Prem Rog is hugely flawed with its vulgar comedy track involving a middle aged groom and a teenaged bride, its rather ambiguous take on astrology and whether a widow who has beautiful hair will invite violation, the unbearably melodramatic portions where a young widow and her suitor are about to be burnt alive in public but it also has these staggeringly moving moments invested with  Raj Kapoor’s belief in the all-transforming power of love. Moments that you watch, transfixed. Like that scene where Rishi Kapoor’s Dev wants the widowed Manu (Padmini Kolhapure) to have a meal with him at his home and she says, “Tum bahut zabardasti karne lage ho.” And he recalls her as she once was. A spirited, spunky young girl and says, “Tumne jo karni chhod di.” He has to be stubborn now because she has forgotten how to be wilful.

My favourite scene in the film and which for me is worth the price of my  DVD, is where the patriarch Thakur of a Rajput family (An imperious Shammi Kapoor) offers his widowed niece to her lover Dev (Rishi Kapoor), not in marriage but for elopement. Marriage of a widow, he tells Dev, is not a possibility in a Rajput household but yes, if she elopes, she will be first cursed, berated and then forgotten. The haveli in which this conversation is taking place, is bathed in candle light because there is a power cut and Dev locks eyes with the old man and tells him, “Ye to dharmyuddh hai…issme samjhauta nahin hoga. Ya to poori tarah haar hogi  ya poori tarah jeet.’’ Which when roughly translates means, “This is a war of faith…and it will be fought without compromises. Either I will win completely or lose completely.’’

And just then, a few dozen chandeliers burst into blazing glory overhead. Dev smiles and says, “Ab ijazat dijiye (I take your leave. Now.) and walks away. Rishi Kapoor was marvelously low-key in an otherwise overwrought film and in scene after scene he proved to you with gentle passion just how greatly under-rated  an actor he really was. His unspoken farewell in the first half of the film to his childhood love during her wedding is a text-book moment for actors who for the life of them cannot convey tenderness without killing it with too little or too much emphasis.

Inkaar, ofcourse till date, retains its charm as a slick and intelligent account of a child’s kidnapping and his recovery by a team of CBI officers led by  the charismatic Vinod Khanna. How the team traces the crime with the help of little clues like the stamp of a laundry on a piece of cloth recovered at the scene of crime made us all want to believe that the days of “Police ne tumhe chaaron taraf se gher liya hai,” were well and truly over in Hindi films.

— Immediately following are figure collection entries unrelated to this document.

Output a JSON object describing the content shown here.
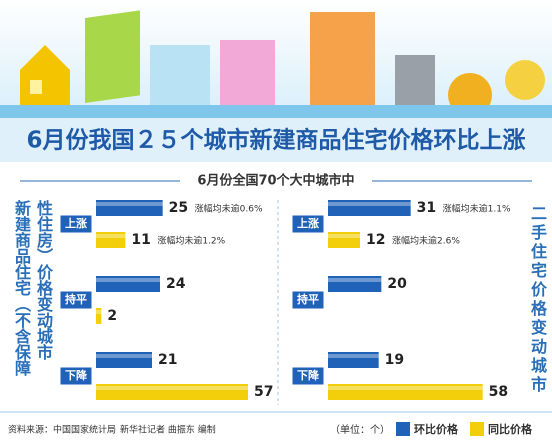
{
  "title": "6月份我国２５个城市新建商品住宅价格环比上涨",
  "subtitle": "6月份全国70个大中城市中",
  "source": "资料来源：中国国家统计局",
  "credit": "新华社记者 曲振东 编制",
  "unit": "（单位：个）",
  "chart_data": [
    {
      "type": "bar",
      "label": "新建商品住宅（不含保障性住房）价格变动城市",
      "categories": [
        "上涨",
        "持平",
        "下降"
      ],
      "xlim": [
        0,
        60
      ],
      "series": [
        {
          "name": "环比价格",
          "color": "#1f62b8",
          "values": [
            25,
            24,
            21
          ],
          "annotations": [
            "涨幅均未逾0.6%",
            null,
            null
          ]
        },
        {
          "name": "同比价格",
          "color": "#f2cf0a",
          "values": [
            11,
            2,
            57
          ],
          "annotations": [
            "涨幅均未逾1.2%",
            null,
            null
          ]
        }
      ]
    },
    {
      "type": "bar",
      "label": "二手住宅价格变动城市",
      "categories": [
        "上涨",
        "持平",
        "下降"
      ],
      "xlim": [
        0,
        60
      ],
      "series": [
        {
          "color": "#1f62b8",
          "values": [
            31,
            20,
            19
          ],
          "annotations": [
            "涨幅均未逾1.1%",
            null,
            null
          ]
        },
        {
          "color": "#f2cf0a",
          "values": [
            12,
            null,
            58
          ],
          "annotations": [
            "涨幅均未逾2.6%",
            null,
            null
          ]
        }
      ]
    }
  ]
}
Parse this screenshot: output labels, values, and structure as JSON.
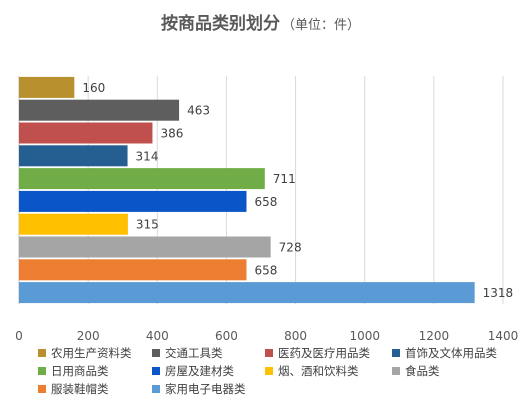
{
  "chart_data": {
    "type": "bar",
    "orientation": "horizontal",
    "title": "按商品类别划分",
    "subtitle": "（单位：件）",
    "categories": [
      "农用生产资料类",
      "交通工具类",
      "医药及医疗用品类",
      "首饰及文体用品类",
      "日用商品类",
      "房屋及建材类",
      "烟、酒和饮料类",
      "食品类",
      "服装鞋帽类",
      "家用电子电器类"
    ],
    "values": [
      160,
      463,
      386,
      314,
      711,
      658,
      315,
      728,
      658,
      1318
    ],
    "colors": [
      "#B8902E",
      "#5E5E5E",
      "#C0504D",
      "#255E91",
      "#70AD47",
      "#0A55C8",
      "#FFC000",
      "#A5A5A5",
      "#ED7D31",
      "#5B9BD5"
    ],
    "x_ticks": [
      "0",
      "200",
      "400",
      "600",
      "800",
      "1000",
      "1200",
      "1400"
    ],
    "xlim": [
      0,
      1400
    ],
    "grid": true,
    "legend_position": "bottom",
    "legend_rows": [
      [
        "农用生产资料类",
        "交通工具类",
        "医药及医疗用品类",
        "首饰及文体用品类"
      ],
      [
        "日用商品类",
        "房屋及建材类",
        "烟、酒和饮料类",
        "食品类"
      ],
      [
        "服装鞋帽类",
        "家用电子电器类"
      ]
    ]
  }
}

Gulzar’s Khushboo had that rare quality. A mellow serenity, a sense of time far removed from the frenzied film-making of today. Khushboo was based on a Sarat Chandra story which inevitably meant that it was about a woman who nurtures a childhood passion for a man against all odds, loves him to the point of self-negation like Paro in Devdas and the wistful grief of the abandoned bride in Parineeta and yet has self-respect that won’t brook violation in any form.

This was one of Hema Malini’s best performances. She was able to convey so much introverted passion so convincingly in films like Khushboo, Palkon Ki Chaoon Mein and Meera because perhaps her own life ran parallel to the unrequited love in these stories. She was never really the only woman in the life of the man she gave up the world for and in films like these, you felt that pain coming right through. Her Kusum in Khushboo waits all her life for the man she was betrothed to as a child but she refuses to marry him when his mother conveys to her, more pity than affection. “I am not someone they can reject or accept at will,’’ she fumes.

When the man (a subdued Jeetendra) asks her in the end what is it that he lacks that she won’t accept him, she says, “Aap main adhikaar ki kami hai.”

“You lack something. It is the knowledge that you have as much right upon me as I have on you. Why don’t you break my stubbornness with your authority…why don’t you hold my hand and take me away?’’

Aah, the fragrance of nostalgia. Of  slow burning love. There is nothing quite like it.